Chapter four describes Oakland's growth into a bucolic yet cultured alternative to San Francisco: "'The Athens of the Pacific' was a civic motto often repeated. The state university was the coeducational Parthenon, but scarcely inferior in esteem were the Reverend C.T. Mills' fashionable Seminary for Young Ladies, relocated to East Oakland from Benicia in 1871, and the three-story Convent of Our Lady of the Sacred Heart on the Sisters of the Holy Name (who originally opened the secondary school in 1868). On Telegraph Avenue, young men wore the cadet gray of the California Military Academy, or they attended one of a number of private secondary schools that were located near the academy. The new Oakland High School was excellent -- and, in violation of state law, it was even open to black youths. (The state constitution still excluded 'colored' pupils, along with Chinese and Indiean children, from white classrooms)."

==1880s to 1930s==

Chapter five covers the period from the first Oakland cable cars in 1886 to U.S. Air Secretary Charles McCracken's prediction of "real aviation passenger service" in 1927 and the purchases of land that would become the Oakland International Airport. That year or thereabouts, Louise Thaden became one of the first Oakland women to fly. It continues through the Art Deco stylings and Great Depression of the 1930s.
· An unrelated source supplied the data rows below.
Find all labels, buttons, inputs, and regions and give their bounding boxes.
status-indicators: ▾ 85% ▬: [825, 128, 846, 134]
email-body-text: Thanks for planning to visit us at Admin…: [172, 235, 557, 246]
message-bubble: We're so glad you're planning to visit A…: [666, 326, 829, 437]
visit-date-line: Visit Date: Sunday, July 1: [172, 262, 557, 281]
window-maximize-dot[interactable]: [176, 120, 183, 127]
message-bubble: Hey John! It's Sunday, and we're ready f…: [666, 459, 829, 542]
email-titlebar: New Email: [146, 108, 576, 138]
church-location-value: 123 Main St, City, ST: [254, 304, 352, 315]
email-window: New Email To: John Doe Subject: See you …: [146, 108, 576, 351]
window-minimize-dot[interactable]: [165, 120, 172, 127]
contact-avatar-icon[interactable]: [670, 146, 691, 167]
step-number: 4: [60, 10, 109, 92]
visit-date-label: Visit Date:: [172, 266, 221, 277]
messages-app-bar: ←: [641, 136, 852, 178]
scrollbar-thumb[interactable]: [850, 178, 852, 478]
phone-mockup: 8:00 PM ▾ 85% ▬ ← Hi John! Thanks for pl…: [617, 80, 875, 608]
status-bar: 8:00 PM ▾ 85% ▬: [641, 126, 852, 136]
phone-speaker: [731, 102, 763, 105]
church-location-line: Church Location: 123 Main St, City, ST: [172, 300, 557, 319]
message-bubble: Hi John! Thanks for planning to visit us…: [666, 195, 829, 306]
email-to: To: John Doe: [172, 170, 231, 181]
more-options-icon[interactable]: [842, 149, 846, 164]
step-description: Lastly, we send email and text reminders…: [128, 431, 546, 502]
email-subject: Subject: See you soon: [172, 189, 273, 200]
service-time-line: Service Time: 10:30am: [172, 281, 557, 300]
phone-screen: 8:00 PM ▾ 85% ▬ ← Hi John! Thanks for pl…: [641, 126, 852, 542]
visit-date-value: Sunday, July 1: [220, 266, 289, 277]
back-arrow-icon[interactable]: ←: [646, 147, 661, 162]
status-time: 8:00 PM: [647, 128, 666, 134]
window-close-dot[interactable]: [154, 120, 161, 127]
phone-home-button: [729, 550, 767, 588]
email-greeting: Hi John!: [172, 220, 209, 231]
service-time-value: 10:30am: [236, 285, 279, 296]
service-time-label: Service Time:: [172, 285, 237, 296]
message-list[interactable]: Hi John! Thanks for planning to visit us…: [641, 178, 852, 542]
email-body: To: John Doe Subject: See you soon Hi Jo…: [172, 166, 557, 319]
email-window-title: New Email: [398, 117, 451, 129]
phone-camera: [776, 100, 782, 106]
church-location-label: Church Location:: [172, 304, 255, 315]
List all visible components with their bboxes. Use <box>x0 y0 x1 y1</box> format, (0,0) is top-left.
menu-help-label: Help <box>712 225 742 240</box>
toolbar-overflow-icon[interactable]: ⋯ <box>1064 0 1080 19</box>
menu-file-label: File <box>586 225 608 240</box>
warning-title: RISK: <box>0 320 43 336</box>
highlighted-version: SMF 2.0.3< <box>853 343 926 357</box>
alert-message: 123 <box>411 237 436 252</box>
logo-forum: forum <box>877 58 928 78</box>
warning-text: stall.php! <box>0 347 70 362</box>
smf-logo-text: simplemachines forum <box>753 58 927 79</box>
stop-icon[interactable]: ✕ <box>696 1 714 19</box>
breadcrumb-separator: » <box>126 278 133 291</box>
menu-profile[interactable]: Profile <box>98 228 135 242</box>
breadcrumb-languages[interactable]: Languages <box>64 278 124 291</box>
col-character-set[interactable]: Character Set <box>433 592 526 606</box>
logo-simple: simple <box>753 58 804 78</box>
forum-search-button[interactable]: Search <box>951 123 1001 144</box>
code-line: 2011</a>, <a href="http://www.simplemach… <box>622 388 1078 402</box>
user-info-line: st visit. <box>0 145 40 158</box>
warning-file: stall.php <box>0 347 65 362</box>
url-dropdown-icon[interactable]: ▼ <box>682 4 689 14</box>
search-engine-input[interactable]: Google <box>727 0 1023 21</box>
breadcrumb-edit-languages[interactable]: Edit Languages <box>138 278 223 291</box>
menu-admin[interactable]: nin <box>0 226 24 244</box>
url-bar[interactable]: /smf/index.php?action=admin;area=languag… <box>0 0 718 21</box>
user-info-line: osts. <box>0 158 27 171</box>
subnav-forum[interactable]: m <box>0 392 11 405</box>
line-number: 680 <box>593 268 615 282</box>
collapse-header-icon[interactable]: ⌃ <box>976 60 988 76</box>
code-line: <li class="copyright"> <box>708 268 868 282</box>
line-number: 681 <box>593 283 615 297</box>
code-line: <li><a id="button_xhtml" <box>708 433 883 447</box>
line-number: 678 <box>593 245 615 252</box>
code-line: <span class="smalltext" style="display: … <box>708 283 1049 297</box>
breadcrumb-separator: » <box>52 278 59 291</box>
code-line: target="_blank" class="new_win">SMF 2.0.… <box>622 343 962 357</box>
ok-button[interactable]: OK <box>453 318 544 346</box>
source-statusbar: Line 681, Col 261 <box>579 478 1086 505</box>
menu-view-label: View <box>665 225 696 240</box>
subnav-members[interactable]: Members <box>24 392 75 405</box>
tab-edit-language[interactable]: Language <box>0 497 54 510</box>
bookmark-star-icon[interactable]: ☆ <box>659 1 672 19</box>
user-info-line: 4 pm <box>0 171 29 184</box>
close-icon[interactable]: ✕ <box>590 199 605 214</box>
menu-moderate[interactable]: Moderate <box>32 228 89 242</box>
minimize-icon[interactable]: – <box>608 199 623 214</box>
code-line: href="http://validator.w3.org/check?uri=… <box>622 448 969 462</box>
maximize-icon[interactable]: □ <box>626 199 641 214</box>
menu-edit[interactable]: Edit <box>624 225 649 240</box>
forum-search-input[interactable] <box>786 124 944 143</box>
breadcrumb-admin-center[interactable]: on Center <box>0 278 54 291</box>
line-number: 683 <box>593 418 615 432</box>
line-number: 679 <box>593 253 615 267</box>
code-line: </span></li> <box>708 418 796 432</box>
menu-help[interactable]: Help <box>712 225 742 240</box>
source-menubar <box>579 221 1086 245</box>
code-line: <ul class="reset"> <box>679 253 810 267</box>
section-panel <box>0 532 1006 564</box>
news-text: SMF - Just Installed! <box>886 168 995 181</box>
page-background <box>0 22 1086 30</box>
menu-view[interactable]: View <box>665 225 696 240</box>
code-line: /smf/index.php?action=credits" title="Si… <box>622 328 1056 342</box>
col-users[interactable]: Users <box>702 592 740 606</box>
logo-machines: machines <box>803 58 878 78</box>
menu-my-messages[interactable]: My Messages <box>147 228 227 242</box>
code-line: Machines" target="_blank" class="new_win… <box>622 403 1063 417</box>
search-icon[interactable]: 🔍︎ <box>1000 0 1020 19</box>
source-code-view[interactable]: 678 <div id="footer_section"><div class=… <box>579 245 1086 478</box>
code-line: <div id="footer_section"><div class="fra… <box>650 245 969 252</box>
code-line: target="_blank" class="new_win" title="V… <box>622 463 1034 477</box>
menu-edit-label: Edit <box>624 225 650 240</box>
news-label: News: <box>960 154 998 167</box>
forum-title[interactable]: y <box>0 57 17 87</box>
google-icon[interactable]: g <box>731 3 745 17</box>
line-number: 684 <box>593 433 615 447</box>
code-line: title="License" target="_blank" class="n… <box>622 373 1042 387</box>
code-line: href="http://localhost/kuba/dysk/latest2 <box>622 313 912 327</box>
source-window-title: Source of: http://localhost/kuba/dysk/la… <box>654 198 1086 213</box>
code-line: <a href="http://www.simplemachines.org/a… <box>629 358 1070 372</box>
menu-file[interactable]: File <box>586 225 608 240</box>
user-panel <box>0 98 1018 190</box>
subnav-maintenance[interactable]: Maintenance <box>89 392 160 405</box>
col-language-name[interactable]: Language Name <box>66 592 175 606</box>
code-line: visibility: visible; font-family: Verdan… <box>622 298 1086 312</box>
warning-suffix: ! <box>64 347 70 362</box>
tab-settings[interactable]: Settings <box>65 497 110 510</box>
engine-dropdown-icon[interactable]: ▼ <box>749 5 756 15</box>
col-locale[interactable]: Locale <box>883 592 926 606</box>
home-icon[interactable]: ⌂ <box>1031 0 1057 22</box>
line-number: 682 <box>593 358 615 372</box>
==City planning and subdivisions==

Chapter six, "Busts and Booms," covers the economic vicissitudes and racial tensions that Oakland faced as the city grew.

==Post-WWII to 1980==

Chapter seven closes the book with a look at the post-war period until 1981, when the book was published: "World War II was a hormone shot, an artificial stimulus that produced wild new blossoms but sucked at the marrow and should ultimately debilitate," writes Weber at the launch of chapter six. Following the great migration of Southern African-American workers to Oakland's war effort, the city's demographics changed once again, from 12 percent black in 1950 to nearly double that in 1960. "Meanwhile, they were enriching the East Bay's cultural life in distinctive ways. In music, a particular raw-edged, down-home style known as the Oakland blues was evolving at backstreet night clubs like the Rumboogie, the Three Sisters, Slim Jenkins, the Manhattan and Esther's Orbit Room."

==Notable Oaklanders==
Among the famous figures mentioned in the book are the following:

- Junípero Serra, founder of Alta California's earliest Spanish missions
- Joaquin Miller, poet and frontiersman
- Jack London, writer
- Samuel Merritt, mayor of Oakland
- Isadora Duncan, dancer
- Gertrude Stein, writer
- John Handy, jazz saxophonist
- Pharoah Sanders, jazz saxophonist
- Sonny Simmons, jazz saxophonist
- Earl "Fatha" Hines, jazz pianist buried at Evergreen Cemetery in Oakland
- The Pointer Sisters, R&B singing group
- The Whispers, gospel singing group
- Lionel Wilson, first African-American mayor, serving three terms from 1977 to 1991
- Jim Hines, African-American sprinter from McClymonds High School who won (and accepted) two gold medals in the 1968 Mexico City Olympics at the height of the Black Power movement

==Corporate histories==

Sponsored by the Oakland Chamber of Commerce, the book was also supported by 43 corporate sponsors, each of whom had a brief corporate history published within the book starting on page 175. These were a cross-section of the types of businesses that built Oakland into a West Coast transportation and commerce hub: American President Lines, the Port of Oakland, The Grotto, Emporium Capwell, The Clorox Company, Children's Hospital Medical Center, Chevron, California College of Arts and Crafts, Trader Vic's, Peerless Coffee, The Oakland Tribune, The Oakland Symphony, and The Oakland-Alameda County Coliseum Complex, among others. Two railroad sponsors were profiled, Southern Pacific Company and Western Pacific Railroad; the latter was acquired in 1983, just two years after the book's publication, by Union Pacific Railroad.

==Reviews and citations==

"...according to historian David Weber in his book Oakland, Hub of the West, [Oakland] Mayor [Horace] Carpentier had arranged that everyone had to pay him tribute to enter or leave Oakland. Needless to say, he became the most hated man in Oakland and was chased out of town on at least two occasions by gathering mobs who also stoned his house."